Cancer can make you very, very sick and sometimes the treatment makes you even sicker. We have all had those days when we really can’t do anything but lie in bed. There are other times that the fear and depression brought on by a diagnosis of cancer are overwhelming, and that too can be immobilizing.
But I want to tell you this: you need to fight the urge to sit or lie around. If you weren’t physically active before, you better start now. And it doesn’t need to be anything fancy–walking is actually the perfect activity.

Why walking? Because it requires no special equipment or training. You don’t need a membership. You can do it alone or with any number of partners. It’s free. It takes you places.  You can do it practically anywhere at at any time. It is truly the equal opportunity exercise.
I alway considered myself “fit”, but it was something that I was pretty casual about. No longer. I consider walking as essential to my continuing survival. I feel that I am not only helping to fight my lung cancer, I am making myself stronger and healthier so that I can better withstand the stress that treatment may place on my body.

On July 28, The British Journal of Sports Medicine published a report regarding the results of a Finnish study. 2,560 men age 42-61, none of whom had a history of cancer, had their leisure-time physical activity assessed over an initial period of one year. After an average of 16 years had passed, 181 of these men had died from cancer. Those men who engaged in moderate- to high-intensity exercise for at least 30 minutes a day were 50% less likely to develop cancer than the men who didn’t exercise.
In order to achieve the decreased risk, it was necessary to perform activities that increased individual oxygen consumption by 1.2 metabolic units.  The preventive benefit was greatest for gastrointestinal and lung cancers.

Well–this sounded like a good thing, but I sure didn’t know what 1.2 metabolic units of oxygen represented.  So I did a little research as to what sort of unit a MET of oxygen was.  I found one answer in a book by Paul D. Thompson (M.D.) called Exercise and Sports Cardiology.  He defined a unit of MET as “The amount of fitness, or cardiovascular function, required to perform various occupational, recreational, or physical conditioning activities…represented by the number of metabolic equivalents, or the systemic oxygen transport above rest required for their pursuit.”

It was hard to wrap my brain around this–if you read my previous post about the reunion with my scholarly friends and were trying to decide which one of us shared a Nobel Peace Prize and which one of us was a struggling single mother…well, I didn’t win the prize.

What I really I wanted to know was if I was achieving this level of fitness in my own walks.  I read that daily living requires ❤ METS and is considered very light exercise. Walking at a speed of 2 miles/hour also falls into this category.  If I were to walk at a speed of 3-4 miles/hour it would be considered light activity and would require 3-5 METS. Moderate activity or walking 4.5-5 miles/hour would require 5-7 METS;  jogging 5 miles/hour or heavy activity would use 7-9 METS and very heavy activity or running 6 miles/hour would use >9 mMETS.   For comparison, world class athletes engage in activities that require >20 METS.  An increase of just 1.2 metabolic units began to sound doable.

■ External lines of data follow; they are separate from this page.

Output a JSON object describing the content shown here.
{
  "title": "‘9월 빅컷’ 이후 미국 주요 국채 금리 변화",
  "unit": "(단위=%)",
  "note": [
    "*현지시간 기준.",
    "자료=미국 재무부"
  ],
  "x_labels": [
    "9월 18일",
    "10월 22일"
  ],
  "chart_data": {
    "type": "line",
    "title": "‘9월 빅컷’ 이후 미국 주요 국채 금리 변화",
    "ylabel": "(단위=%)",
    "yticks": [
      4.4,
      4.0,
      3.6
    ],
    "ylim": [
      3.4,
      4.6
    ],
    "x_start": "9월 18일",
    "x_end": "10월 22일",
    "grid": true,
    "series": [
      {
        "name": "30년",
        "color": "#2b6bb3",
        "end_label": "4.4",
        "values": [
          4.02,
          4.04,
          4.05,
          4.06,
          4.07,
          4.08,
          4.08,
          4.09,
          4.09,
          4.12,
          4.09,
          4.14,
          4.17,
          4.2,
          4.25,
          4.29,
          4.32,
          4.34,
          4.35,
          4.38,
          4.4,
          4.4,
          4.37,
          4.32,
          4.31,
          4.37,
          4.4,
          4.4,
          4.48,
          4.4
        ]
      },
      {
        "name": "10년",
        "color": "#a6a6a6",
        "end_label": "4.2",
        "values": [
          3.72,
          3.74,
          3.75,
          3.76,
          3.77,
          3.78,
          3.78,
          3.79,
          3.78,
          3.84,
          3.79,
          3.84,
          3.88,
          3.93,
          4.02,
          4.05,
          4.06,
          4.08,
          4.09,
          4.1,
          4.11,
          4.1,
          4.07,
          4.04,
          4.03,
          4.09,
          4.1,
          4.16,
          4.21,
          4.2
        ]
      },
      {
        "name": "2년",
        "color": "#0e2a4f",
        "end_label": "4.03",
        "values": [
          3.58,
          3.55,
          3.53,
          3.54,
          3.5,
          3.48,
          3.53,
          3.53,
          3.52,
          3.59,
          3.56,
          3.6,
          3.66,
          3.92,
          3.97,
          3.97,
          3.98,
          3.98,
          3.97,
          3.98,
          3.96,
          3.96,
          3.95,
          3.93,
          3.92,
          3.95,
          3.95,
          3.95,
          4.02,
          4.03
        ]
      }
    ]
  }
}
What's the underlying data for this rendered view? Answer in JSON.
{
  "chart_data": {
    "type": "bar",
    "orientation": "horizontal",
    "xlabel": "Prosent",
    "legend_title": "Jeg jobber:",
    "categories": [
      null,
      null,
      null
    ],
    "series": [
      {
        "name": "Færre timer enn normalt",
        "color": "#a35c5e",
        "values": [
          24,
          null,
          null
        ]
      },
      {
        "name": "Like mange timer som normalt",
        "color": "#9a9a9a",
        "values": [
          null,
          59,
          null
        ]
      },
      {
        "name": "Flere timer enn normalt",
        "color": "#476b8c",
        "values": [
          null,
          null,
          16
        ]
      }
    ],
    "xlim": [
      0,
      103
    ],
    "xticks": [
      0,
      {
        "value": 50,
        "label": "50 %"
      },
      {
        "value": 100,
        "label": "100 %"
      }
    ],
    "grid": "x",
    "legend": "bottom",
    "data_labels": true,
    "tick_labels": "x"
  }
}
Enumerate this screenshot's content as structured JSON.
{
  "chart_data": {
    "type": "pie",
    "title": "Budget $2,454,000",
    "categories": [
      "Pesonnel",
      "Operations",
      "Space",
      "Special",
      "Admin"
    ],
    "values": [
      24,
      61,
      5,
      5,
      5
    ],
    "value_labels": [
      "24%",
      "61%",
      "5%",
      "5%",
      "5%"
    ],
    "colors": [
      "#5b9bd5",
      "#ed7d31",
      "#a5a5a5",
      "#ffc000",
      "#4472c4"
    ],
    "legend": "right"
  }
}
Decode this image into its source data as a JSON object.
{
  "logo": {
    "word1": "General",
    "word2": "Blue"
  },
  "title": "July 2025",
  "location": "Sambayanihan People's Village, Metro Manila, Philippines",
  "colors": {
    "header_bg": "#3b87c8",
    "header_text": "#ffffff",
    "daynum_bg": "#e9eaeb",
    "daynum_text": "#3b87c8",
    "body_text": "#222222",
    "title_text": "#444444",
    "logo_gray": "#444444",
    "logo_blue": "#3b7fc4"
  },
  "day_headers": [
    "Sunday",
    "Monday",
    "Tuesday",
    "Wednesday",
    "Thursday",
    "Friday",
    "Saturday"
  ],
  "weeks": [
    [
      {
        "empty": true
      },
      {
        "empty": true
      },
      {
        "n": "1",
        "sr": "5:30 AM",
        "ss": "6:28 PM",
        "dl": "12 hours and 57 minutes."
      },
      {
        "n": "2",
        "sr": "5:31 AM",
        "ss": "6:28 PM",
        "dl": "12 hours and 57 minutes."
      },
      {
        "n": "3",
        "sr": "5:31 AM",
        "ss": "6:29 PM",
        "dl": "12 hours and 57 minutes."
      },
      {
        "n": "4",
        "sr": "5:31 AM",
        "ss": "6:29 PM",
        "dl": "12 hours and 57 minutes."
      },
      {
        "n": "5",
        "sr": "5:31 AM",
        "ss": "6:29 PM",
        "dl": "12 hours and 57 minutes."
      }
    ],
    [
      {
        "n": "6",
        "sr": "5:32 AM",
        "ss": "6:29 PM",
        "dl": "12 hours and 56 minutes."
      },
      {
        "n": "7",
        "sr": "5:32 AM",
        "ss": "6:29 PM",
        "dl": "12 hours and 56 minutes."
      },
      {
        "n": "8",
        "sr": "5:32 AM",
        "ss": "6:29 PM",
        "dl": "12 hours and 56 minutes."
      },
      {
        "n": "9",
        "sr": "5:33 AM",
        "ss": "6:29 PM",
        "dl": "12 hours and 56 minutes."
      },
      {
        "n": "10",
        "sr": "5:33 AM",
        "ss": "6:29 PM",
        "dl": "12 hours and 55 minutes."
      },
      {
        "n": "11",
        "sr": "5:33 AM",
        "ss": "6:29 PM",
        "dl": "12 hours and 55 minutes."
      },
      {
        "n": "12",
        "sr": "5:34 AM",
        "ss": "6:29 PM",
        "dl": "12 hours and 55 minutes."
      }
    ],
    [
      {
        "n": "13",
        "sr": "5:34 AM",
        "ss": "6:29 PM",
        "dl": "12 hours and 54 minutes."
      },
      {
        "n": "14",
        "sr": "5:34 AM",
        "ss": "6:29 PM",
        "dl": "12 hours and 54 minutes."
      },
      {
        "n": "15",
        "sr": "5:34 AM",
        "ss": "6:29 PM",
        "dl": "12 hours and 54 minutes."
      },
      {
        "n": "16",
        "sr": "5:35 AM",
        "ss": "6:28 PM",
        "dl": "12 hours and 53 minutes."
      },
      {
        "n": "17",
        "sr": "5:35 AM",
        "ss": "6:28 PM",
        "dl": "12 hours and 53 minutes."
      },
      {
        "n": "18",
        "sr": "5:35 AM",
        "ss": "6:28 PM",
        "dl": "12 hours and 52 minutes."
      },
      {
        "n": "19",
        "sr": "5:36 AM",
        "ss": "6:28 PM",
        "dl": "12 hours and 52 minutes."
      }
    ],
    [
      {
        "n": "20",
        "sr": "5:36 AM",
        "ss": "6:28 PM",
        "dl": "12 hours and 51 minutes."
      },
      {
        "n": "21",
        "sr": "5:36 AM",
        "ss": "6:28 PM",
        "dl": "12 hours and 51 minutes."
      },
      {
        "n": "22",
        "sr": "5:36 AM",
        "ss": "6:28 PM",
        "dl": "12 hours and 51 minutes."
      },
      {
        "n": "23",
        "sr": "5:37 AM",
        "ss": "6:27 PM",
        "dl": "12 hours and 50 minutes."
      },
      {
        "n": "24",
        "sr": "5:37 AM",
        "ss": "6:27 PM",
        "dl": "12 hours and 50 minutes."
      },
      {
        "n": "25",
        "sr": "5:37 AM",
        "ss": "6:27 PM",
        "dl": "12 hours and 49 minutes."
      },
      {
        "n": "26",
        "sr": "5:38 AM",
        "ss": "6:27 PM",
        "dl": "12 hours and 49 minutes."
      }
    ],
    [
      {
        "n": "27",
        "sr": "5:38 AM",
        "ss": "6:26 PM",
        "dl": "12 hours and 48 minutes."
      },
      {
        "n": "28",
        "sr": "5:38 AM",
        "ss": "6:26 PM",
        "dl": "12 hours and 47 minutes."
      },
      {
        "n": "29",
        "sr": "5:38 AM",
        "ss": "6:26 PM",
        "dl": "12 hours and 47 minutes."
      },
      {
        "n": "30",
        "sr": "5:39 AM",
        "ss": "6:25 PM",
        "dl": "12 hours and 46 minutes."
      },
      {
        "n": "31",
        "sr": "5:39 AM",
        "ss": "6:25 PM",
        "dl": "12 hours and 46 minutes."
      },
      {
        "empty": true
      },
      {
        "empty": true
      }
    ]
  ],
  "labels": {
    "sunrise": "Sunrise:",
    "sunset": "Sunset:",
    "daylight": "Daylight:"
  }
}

If I want to achieve an increase of 1.2 mets from my daily use rate of 3 METS–I need to walk at a speed of at least 4 mi/hour or walk 2 miles within 1/2 hour. This is my current routine at least 5 days a week, and although initially I found it a bit of a challenge (particularly going up hill) it is now easily accomplished. When I am tempted to skip this routine, I remind myself that it is essential and frankly a priority.

And now I’m going to go take a walk and I think you should as well.